Présenté par Catherine Moisan et Jean-François Cuisinier, le rapport aborde la réforme du lycée sous 4 axes : un bilan des enseignements d’exploration, de l’accompagnement personnalisé, l’autonomie des établissements et le pilotage de la réforme.

Les enseignements d’exploration améliorent-ils l’orientation des élèves ? Si l’offre d’enseignements d’exploration (EE) a été généralement assez diversifiée (la majorité des lycées en propose entre 5 et 9), les choix d’EE sont restés « imprégnés de la logique de prédétermination de l’orientation » a pu affirmer JF Cuisinier. Les familles ont vite repéré que MPS ouvrait la porte de la série S par exemple. C’est peut-être ce qui explique que 85% des élèves ont opté pour les SES et 20% pour PFEG (le choix de l’un des deux au moins étant obligatoire). « Les goûts personnels semblent avoir faiblement présidé aux choix » assure le rapport. Les établissements ont organisé leurs classes de seconde selon les choix d’EE et donc reconstitué des profils de classe avec des enseignements de tronc commun de niveau différent.

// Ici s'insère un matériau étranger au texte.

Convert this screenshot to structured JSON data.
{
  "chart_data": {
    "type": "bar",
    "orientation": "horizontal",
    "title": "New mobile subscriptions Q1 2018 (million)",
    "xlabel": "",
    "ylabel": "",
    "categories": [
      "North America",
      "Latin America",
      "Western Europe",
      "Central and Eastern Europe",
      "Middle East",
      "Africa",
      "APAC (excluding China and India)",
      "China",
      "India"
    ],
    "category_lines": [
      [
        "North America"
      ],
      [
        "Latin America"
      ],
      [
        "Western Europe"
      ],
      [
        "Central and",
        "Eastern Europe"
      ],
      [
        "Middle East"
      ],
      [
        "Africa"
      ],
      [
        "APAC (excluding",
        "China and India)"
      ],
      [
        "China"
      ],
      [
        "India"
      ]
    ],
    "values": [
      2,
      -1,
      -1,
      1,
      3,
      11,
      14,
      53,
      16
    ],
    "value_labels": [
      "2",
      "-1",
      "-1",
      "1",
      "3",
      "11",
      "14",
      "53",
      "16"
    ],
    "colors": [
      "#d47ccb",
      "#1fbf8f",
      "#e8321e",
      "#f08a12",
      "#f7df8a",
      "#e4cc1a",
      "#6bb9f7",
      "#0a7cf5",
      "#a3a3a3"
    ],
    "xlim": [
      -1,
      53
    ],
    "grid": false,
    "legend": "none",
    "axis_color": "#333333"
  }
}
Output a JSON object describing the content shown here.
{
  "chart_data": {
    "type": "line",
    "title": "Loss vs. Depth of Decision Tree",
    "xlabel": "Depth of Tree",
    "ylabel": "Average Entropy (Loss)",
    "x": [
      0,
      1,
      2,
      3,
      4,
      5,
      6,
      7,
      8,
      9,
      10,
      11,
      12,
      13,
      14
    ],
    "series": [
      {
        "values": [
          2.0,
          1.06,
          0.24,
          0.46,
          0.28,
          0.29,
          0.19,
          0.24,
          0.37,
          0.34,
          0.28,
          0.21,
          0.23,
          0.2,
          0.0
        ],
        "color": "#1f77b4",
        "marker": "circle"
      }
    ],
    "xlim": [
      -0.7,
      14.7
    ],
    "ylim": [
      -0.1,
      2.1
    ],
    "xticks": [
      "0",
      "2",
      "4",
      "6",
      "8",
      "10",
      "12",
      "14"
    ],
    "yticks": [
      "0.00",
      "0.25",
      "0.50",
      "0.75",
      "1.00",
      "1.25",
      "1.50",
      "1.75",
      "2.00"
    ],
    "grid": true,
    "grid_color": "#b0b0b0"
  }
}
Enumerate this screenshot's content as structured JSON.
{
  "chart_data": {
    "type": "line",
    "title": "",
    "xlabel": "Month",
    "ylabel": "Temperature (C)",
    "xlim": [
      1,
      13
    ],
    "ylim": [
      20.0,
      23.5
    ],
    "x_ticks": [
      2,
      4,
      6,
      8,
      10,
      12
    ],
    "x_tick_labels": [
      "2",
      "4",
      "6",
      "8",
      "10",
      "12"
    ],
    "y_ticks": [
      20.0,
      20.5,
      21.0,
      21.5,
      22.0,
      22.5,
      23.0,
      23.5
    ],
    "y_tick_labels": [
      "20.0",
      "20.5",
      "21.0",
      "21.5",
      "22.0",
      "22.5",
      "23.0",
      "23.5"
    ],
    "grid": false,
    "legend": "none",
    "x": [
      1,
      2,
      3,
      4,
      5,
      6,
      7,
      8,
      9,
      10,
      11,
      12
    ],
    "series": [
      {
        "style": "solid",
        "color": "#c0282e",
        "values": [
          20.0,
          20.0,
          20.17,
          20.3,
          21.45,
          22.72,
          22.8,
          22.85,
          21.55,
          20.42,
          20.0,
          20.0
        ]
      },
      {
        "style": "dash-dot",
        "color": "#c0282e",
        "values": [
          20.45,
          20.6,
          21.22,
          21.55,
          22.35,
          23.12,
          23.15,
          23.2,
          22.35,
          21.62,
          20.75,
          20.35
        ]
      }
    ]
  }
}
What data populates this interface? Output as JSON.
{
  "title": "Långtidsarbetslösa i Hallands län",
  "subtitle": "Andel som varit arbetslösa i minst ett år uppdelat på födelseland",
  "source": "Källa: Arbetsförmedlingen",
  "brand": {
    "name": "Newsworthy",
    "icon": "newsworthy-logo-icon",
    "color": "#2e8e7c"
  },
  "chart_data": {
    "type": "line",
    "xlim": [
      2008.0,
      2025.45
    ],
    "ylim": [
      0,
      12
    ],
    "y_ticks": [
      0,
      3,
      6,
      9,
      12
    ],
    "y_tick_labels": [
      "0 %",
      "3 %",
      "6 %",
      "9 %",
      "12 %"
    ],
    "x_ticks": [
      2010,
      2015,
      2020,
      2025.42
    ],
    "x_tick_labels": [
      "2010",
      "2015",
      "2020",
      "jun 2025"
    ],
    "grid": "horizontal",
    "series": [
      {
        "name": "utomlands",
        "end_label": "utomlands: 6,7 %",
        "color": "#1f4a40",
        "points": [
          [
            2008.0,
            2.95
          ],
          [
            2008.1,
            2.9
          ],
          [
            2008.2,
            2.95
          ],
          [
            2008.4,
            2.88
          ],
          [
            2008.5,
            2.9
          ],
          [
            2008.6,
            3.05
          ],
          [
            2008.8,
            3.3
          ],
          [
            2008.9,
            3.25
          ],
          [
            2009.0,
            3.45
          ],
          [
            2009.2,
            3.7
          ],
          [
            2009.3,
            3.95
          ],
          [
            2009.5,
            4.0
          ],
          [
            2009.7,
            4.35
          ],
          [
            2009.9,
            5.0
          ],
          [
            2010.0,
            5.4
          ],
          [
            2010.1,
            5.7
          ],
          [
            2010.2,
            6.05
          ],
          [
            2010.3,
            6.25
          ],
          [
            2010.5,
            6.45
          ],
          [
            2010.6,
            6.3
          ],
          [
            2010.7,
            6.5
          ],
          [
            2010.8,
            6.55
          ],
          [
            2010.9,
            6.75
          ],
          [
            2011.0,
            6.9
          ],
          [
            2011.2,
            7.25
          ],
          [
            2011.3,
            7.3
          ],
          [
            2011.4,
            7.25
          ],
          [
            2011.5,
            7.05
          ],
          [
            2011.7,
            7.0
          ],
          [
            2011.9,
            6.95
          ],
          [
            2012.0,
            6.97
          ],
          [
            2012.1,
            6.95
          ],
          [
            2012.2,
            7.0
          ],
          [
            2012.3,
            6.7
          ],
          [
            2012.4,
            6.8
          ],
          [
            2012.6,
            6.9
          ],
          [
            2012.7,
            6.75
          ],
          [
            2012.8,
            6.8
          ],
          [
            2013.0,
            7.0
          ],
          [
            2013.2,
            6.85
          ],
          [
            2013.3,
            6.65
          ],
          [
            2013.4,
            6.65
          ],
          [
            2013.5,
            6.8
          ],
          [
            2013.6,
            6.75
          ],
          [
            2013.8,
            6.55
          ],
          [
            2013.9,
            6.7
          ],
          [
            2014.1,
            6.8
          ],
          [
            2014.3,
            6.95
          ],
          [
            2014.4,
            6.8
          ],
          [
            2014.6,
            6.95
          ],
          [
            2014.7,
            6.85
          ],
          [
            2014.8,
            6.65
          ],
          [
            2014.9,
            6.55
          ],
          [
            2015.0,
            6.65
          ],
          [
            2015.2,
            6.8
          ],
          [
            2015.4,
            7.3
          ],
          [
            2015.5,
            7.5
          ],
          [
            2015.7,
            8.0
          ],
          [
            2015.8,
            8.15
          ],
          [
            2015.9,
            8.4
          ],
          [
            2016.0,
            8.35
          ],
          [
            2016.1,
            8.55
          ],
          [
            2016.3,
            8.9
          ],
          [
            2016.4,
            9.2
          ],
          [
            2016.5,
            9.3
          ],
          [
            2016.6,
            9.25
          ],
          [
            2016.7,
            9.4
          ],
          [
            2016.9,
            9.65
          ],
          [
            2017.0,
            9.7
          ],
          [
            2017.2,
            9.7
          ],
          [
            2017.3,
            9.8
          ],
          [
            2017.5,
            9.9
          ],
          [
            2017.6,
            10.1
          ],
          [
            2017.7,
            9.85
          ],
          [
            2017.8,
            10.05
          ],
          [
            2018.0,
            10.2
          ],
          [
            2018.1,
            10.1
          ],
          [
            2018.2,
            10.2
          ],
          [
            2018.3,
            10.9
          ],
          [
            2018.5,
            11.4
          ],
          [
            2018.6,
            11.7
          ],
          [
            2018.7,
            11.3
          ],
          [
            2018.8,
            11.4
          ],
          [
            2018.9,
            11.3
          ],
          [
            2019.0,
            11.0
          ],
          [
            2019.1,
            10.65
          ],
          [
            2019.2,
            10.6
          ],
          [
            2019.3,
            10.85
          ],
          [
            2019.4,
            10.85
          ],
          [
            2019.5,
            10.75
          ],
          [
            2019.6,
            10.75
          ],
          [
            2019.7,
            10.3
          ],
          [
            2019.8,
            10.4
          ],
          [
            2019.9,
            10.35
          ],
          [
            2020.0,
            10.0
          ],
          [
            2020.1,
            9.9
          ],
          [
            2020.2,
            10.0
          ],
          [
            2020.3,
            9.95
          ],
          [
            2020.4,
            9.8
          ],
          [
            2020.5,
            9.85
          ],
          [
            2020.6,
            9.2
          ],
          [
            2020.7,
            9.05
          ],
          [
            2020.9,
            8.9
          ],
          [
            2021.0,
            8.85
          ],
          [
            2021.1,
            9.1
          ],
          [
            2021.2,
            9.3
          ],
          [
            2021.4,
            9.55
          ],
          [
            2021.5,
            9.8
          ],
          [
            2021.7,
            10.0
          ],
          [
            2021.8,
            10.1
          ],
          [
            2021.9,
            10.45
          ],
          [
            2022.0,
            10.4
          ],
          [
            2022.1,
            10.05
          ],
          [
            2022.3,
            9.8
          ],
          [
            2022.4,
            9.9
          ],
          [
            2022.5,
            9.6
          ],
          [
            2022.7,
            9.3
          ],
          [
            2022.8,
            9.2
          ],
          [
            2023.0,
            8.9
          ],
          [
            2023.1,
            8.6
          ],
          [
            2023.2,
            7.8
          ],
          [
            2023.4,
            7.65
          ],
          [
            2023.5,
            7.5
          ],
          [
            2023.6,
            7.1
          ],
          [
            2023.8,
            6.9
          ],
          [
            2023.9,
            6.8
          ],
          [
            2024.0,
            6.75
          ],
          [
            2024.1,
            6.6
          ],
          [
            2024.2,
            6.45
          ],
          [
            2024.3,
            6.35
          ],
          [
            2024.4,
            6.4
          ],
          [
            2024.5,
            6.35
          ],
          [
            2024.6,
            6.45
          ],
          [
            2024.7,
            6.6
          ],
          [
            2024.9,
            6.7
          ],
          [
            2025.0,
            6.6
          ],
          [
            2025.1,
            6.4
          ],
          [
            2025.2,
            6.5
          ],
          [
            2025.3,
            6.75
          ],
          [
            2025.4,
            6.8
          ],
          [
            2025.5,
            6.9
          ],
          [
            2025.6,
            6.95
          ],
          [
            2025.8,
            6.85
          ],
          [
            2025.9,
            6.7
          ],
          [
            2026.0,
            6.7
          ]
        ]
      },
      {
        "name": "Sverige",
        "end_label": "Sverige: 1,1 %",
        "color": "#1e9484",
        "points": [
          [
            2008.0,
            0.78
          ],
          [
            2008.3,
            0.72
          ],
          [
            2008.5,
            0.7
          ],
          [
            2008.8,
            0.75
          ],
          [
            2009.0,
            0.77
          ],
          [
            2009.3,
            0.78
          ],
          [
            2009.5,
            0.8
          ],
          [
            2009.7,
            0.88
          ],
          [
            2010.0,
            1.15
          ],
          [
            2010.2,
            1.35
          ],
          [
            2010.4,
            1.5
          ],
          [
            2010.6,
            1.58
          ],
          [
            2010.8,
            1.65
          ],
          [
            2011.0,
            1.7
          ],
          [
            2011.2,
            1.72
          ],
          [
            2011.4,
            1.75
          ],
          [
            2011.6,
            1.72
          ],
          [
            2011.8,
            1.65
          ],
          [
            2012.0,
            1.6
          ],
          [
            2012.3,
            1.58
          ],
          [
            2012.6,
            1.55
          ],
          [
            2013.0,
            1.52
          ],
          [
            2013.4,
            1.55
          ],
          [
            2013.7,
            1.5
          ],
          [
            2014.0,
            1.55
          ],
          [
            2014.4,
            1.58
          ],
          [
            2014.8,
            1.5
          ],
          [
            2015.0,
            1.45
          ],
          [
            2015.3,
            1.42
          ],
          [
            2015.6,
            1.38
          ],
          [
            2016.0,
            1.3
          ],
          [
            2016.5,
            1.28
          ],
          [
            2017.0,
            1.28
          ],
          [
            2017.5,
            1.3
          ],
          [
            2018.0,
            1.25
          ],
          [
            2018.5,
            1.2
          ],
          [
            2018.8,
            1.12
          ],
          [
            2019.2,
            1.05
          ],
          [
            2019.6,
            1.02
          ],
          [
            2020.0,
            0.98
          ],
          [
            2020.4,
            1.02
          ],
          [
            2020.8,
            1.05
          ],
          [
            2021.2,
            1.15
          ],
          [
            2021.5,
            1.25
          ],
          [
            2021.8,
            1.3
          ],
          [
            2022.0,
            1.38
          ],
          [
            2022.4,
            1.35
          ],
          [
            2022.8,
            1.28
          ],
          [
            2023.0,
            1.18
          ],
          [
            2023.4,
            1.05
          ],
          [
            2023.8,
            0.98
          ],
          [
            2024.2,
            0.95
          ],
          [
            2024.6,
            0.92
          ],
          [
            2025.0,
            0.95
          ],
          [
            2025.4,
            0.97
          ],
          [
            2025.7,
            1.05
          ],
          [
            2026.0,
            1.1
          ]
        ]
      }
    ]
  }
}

Le rapport signale que souvent les EE d’économie, étant obligatoires, sont restés des cours magistraux. Pour les élèves, les EE sont vus « comme des options préfigurant leur futur choix d’orientation » alors même que la prise en compte de l’évaluation des EE dans les décisions des conseil de classe reste une question sans réponse officielle… Les inspecteurs préconisent d’améliorer l’information des professeurs principaux de 3ème et des collégiens, de réfléchir à l’offre académique (les EE ont aussi servi à aviver la concurrence entre établissements) et de « répondre aux interrogations » des enseignants des EE d’économie. Enfin, « une mise au point doit être faite sur le rôle des EE dans l’orientation en fin de seconde ». C’est revenir aux préoccupations du point de départ et reconnaître que l’objectif d’une orientation progressive permettant la découverte de nouvelles disciplines n’est pas atteint.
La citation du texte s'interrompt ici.